Nel caso esaminato dalla Cassazione, il Tribunale di Vasto aveva condannato un imputato per il reato di cui all’art. 727 c.p. (maltrattamento di animali), in quanto il medesimo aveva tenuto legati al collo due cani di sua proprietà mediante l'utilizzo di un collare elettronico acceso e funzionante, costringendoli a “sofferenze incompatibili con la loro natura”.
Ritenendo la decisione ingiusta, l’imputato aveva deciso di rivolgersi direttamente alla Corte di Cassazione, nella speranza di ottenere l’annullamento della sentenza sfavorevole.
Secondo il ricorrente, in particolare, non era stata raggiunta nessuna prova circa i maltrattamenti subiti dai due animali, non essendo state accertate le concrete modalità di utilizzo del collare.
Osservava il ricorrente, infatti, che ai fini della configurabilità del reato di cui all’art. 727 c.p., è necessario che “siano state effettivamente cagionate gravi sofferenze agli animali”, non essendo sufficiente che le sofferenze stesse siano soltanto presunte.
Precisava il ricorrente, in proposito, che “l’apporre un collare ad un cane non produce sofferenze e che comunque un uso del collare ad impulsi elettrici conforme alle finalità per cui viene posto in commercio ed alle prescrizioni tecniche del produttore esclude l’ipotesi di maltrattamento di animali penalmente rilevante”.
La Corte di Cassazione riteneva, in effetti, di dover dar ragione al ricorrente, accogliendo il relativo ricorso, in quanto fondato.
Osservava la Cassazione, infatti, che il reato di “maltrattamento di animali” può dirsi perfezionato solo quando gli animali vengano detenuti “con modalità tali da arrecare gravi sofferenze, incompatibili con la loro natura, avuto riguardo, per le specie più note (quali, ad esempio, gli animali domestici), al patrimonio di comune esperienza e conoscenza e, per le altre, alle acquisizioni delle scienze naturali”.
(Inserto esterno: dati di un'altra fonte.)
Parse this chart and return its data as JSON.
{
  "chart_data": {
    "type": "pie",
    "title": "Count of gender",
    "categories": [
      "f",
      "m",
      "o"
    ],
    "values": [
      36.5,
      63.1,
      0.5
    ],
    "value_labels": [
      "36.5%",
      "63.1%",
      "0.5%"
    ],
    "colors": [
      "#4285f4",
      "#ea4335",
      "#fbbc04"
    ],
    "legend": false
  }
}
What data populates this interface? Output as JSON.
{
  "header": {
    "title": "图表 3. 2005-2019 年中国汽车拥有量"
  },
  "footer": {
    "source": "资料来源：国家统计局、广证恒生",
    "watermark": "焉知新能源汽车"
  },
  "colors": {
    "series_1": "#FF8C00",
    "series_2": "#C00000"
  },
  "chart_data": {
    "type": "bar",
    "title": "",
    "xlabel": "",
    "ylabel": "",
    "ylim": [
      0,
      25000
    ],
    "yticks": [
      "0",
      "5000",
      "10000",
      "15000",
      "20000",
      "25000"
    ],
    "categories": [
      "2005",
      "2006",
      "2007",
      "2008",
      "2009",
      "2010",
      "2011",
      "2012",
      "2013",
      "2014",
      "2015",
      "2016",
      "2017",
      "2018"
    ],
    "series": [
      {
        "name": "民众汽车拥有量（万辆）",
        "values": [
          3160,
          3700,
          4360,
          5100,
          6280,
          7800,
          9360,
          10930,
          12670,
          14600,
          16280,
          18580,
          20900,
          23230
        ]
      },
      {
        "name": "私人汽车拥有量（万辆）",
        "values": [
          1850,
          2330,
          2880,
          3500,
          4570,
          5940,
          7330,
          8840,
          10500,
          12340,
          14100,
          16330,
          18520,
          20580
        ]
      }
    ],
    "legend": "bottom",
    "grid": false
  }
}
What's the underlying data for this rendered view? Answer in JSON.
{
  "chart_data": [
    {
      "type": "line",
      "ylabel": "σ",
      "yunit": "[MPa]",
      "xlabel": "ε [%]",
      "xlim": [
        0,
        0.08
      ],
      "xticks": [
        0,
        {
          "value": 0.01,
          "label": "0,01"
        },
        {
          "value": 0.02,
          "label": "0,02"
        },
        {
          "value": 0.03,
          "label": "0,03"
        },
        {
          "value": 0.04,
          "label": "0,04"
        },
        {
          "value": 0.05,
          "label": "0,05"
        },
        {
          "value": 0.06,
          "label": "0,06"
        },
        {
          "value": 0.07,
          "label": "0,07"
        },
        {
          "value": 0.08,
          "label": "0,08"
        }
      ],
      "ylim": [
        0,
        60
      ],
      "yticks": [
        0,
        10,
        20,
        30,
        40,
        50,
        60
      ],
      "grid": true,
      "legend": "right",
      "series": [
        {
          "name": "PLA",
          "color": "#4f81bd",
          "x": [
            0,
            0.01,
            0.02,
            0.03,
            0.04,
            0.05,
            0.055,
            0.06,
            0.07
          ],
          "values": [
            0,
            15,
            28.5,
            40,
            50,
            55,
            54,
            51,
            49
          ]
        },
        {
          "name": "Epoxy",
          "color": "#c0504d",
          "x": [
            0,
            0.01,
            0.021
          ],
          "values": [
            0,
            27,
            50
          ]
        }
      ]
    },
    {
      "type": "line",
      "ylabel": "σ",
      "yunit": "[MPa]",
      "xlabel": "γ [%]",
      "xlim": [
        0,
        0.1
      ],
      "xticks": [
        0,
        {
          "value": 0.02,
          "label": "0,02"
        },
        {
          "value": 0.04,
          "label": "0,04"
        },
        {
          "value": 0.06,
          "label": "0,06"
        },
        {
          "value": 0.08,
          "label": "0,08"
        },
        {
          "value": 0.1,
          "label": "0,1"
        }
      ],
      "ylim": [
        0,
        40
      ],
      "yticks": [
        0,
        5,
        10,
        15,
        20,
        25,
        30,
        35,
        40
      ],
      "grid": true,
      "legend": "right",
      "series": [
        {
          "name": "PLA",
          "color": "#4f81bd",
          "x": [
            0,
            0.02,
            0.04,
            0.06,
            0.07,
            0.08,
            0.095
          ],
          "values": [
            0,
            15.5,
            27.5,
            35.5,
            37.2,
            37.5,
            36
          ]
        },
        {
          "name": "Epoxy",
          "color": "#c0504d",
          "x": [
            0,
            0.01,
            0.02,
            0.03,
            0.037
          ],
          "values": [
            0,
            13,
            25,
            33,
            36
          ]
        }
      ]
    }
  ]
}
In altri termini, secondo la Cassazione, le condizioni in cui vengono custoditi gli animali, incompatibili con la loro natura, non devono essere “dettate da particolari esigenze” e devono essere tali “da provocare negli stessi uno stato di grave sofferenza, indipendentemente dal fatto che in conseguenza di tali condizioni di custodia l’animale possa subire vere e proprie lesioni dell’integrità fisica”.
Ebbene, nel caso di specie, secondo la Corte, il Tribunale non aveva adeguatamente motivato circa la sussistenza di uno dei suindicati elementi, non essendo state evidenziate “né la condizione di detenzione dei cani contraria alla loro natura”, né “le conseguenze in concreto patite dai due animali per effetto del collare elettronico indossato”.
Precisava la Cassazione, in particolare, che il solo fatto che il collare fosse stato acceso e funzionante non consentiva di presumere che lo stesso potesse aver causato le conseguenze indicate dall’art. 727 c.p., essendo necessario verificare la qualità, la portata e l’intensità delle scariche elettriche azionate dal telecomando il possesso dell’imputato, di cui non erano state appurate le modalità di utilizzo.
Ciò considerato, la Cassazione accoglieva il ricorso proposto dall’imputato, annullando la sentenza resa dal Tribunale di Vasto, rinviando la causa al Tribunale stesso, affinchè il medesimo decidesse nuovamente sulla questione, sulla base dei principi sopra enunciati.
La Cassazione ha assolto un imputato dal reato di "maltrattamento di animali" in quanto non era stata appurata la quantità, la portata e l'intensità delle scariche elettriche azionate dal telecomando del collare.